2. ‘Four letter words’ — are we becoming too tolerant? To which I naturally replied, ‘Fuck, no’. They interviewed an academic who asserted we were becoming too insensitive to profanity. Too insensitive. The problem with insensitivity being that … then you’re not as sensitive. Which is a problem. Because … of some reason. Probably the academic had an entire theory, but such is the nature of the 6.30 timeslot they had to edit that away.
I dunno, the only real problem I heard was when the author of LANGUAGE MOST FOUL, Ruth Wajnryb, said that ‘the f-word’ had become diluted in modern times, & it now took a dozen ‘fucks’ to measure up to the effects of one good ‘fuck’ from years ago.
Far as I can see, the main concern being that it takes longer to say fuck 12 times instead of once. Which is, of course, mildly fucking time-consuming, but otherwise not such a fucking problem, really, is it, now. For fuck’s sake. I would even say that ‘fuck’ and ‘fucking’ are more comical than offensive nowdays, & clips from Shaun of the Dead & Four Weddings & A Funeral seemed to back me up in that assertion.
Cunt, you’ll be pleased to know, is still ‘the worst’ word. Which is amusing to me because for my money the worst word in the English language is rape. Although various derogatory racial & gender slurs might be argued to be giving rape a run for its money. Personally, though, I have to say I’ve always thought words have exactly the power you give them, & sensitivity to words that describe anatomy, rather than words that describe acts of violence, seems, I dunno, kinda fucking silly? And by silly, I mainly mean powerless. I have this ill-formed idea in my head that if if you give your power away to words, if you allow *words* to walk all over you, you lose your personal effectiveness in situations where you might need it in order to pay attention to what’s really being expressed.
The reason I think this way, I guess, is probably due to a self-defence course I did when I was a teenager. The teacher’s #1 rule was ‘protect the computer’, by which he meant ‘keep a clear head’. This involved not allowing physical damage to your head (you can still run with a knife wound to the arm, but you’re in far bigger danger if you get a wound to the head) & it also involved not panicking. Part of the training involved dealing with someone shouting at you, & dealing with bad language, & becoming intimidating yourself when you had to. So of course we practiced by shouting abuse at each other until we were deaf to it. You’re focused on your opponent’s hands & how they’re leaning & what they’re carrying, & the words are nothing. Nothing. Because they won’t kill you.

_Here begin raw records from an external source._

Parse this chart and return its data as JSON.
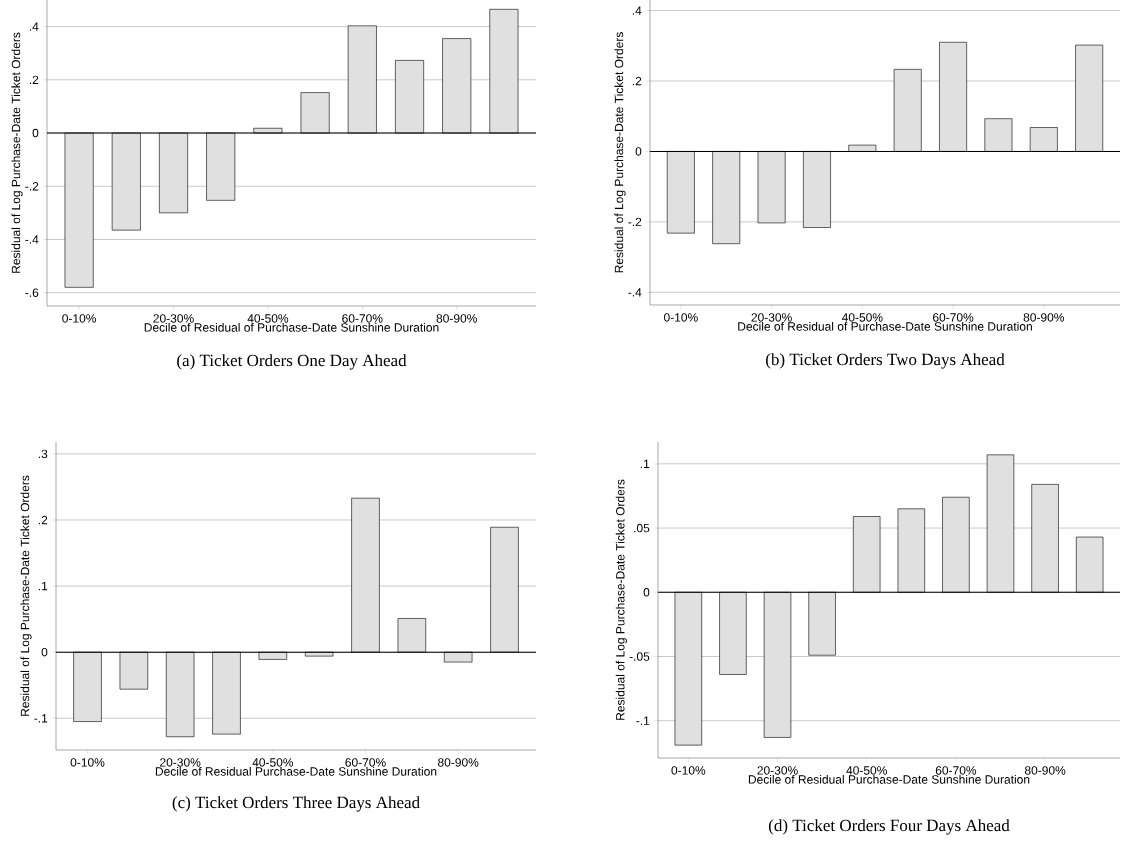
{
  "chart_data": [
    {
      "type": "bar",
      "title": "(a) Ticket Orders One Day Ahead",
      "xlabel": "Decile of Residual of Purchase-Date Sunshine Duration",
      "ylabel": "Residual of Log Purchase-Date Ticket Orders",
      "categories": [
        "0-10%",
        null,
        "20-30%",
        null,
        "40-50%",
        null,
        "60-70%",
        null,
        "80-90%",
        null
      ],
      "values": [
        -0.58,
        -0.365,
        -0.3,
        -0.253,
        0.018,
        0.152,
        0.403,
        0.273,
        0.355,
        0.465
      ],
      "color": "#e0e0e0",
      "ylim": [
        -0.65,
        0.5
      ],
      "yticks": [
        {
          "value": -0.6,
          "label": "-.6"
        },
        {
          "value": -0.4,
          "label": "-.4"
        },
        {
          "value": -0.2,
          "label": "-.2"
        },
        0,
        {
          "value": 0.2,
          "label": ".2"
        },
        {
          "value": 0.4,
          "label": ".4"
        }
      ],
      "grid": "y",
      "ref_lines": [
        {
          "axis": "y",
          "value": 0,
          "color": "#000000"
        }
      ]
    },
    {
      "type": "bar",
      "title": "(b) Ticket Orders Two Days Ahead",
      "xlabel": "Decile of Residual of Purchase-Date Sunshine Duration",
      "ylabel": "Residual of Log Purchase-Date Ticket Orders",
      "categories": [
        "0-10%",
        null,
        "20-30%",
        null,
        "40-50%",
        null,
        "60-70%",
        null,
        "80-90%",
        null
      ],
      "values": [
        -0.232,
        -0.262,
        -0.203,
        -0.216,
        0.018,
        0.233,
        0.31,
        0.093,
        0.068,
        0.302
      ],
      "color": "#e0e0e0",
      "ylim": [
        -0.436,
        0.43
      ],
      "yticks": [
        {
          "value": -0.4,
          "label": "-.4"
        },
        {
          "value": -0.2,
          "label": "-.2"
        },
        0,
        {
          "value": 0.2,
          "label": ".2"
        },
        {
          "value": 0.4,
          "label": ".4"
        }
      ],
      "grid": "y",
      "ref_lines": [
        {
          "axis": "y",
          "value": 0,
          "color": "#000000"
        }
      ]
    },
    {
      "type": "bar",
      "title": "(c) Ticket Orders Three Days Ahead",
      "xlabel": "Decile of Residual Purchase-Date Sunshine Duration",
      "ylabel": "Residual of Log Purchase-Date Ticket Orders",
      "categories": [
        "0-10%",
        null,
        "20-30%",
        null,
        "40-50%",
        null,
        "60-70%",
        null,
        "80-90%",
        null
      ],
      "values": [
        -0.105,
        -0.056,
        -0.128,
        -0.124,
        -0.011,
        -0.006,
        0.233,
        0.051,
        -0.015,
        0.189
      ],
      "color": "#e0e0e0",
      "ylim": [
        -0.148,
        0.318
      ],
      "yticks": [
        {
          "value": -0.1,
          "label": "-.1"
        },
        0,
        {
          "value": 0.1,
          "label": ".1"
        },
        {
          "value": 0.2,
          "label": ".2"
        },
        {
          "value": 0.3,
          "label": ".3"
        }
      ],
      "grid": "y",
      "ref_lines": [
        {
          "axis": "y",
          "value": 0,
          "color": "#000000"
        }
      ]
    },
    {
      "type": "bar",
      "title": "(d) Ticket Orders Four Days Ahead",
      "xlabel": "Decile of Residual Purchase-Date Sunshine Duration",
      "ylabel": "Residual of Log Purchase-Date Ticket Orders",
      "categories": [
        "0-10%",
        null,
        "20-30%",
        null,
        "40-50%",
        null,
        "60-70%",
        null,
        "80-90%",
        null
      ],
      "values": [
        -0.119,
        -0.064,
        -0.113,
        -0.049,
        0.059,
        0.065,
        0.074,
        0.107,
        0.084,
        0.043
      ],
      "color": "#e0e0e0",
      "ylim": [
        -0.129,
        0.117
      ],
      "yticks": [
        {
          "value": -0.1,
          "label": "-.1"
        },
        {
          "value": -0.05,
          "label": "-.05"
        },
        0,
        {
          "value": 0.05,
          "label": ".05"
        },
        {
          "value": 0.1,
          "label": ".1"
        }
      ],
      "grid": "y",
      "ref_lines": [
        {
          "axis": "y",
          "value": 0,
          "color": "#000000"
        }
      ]
    }
  ]
}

Meanwhile you’ll be pleased to know that tomorrow Today Tonight is running a weight-loss story.
On the topic of the 6.30 timeslot, take a look at the logo for A Current Affair next time it’s on. Does it not look like a handgun to you? (I went looking online for an image, but weirdly, I couldn’t find one.)
You know, I was going to talk about other things entirely in this post. Anyway.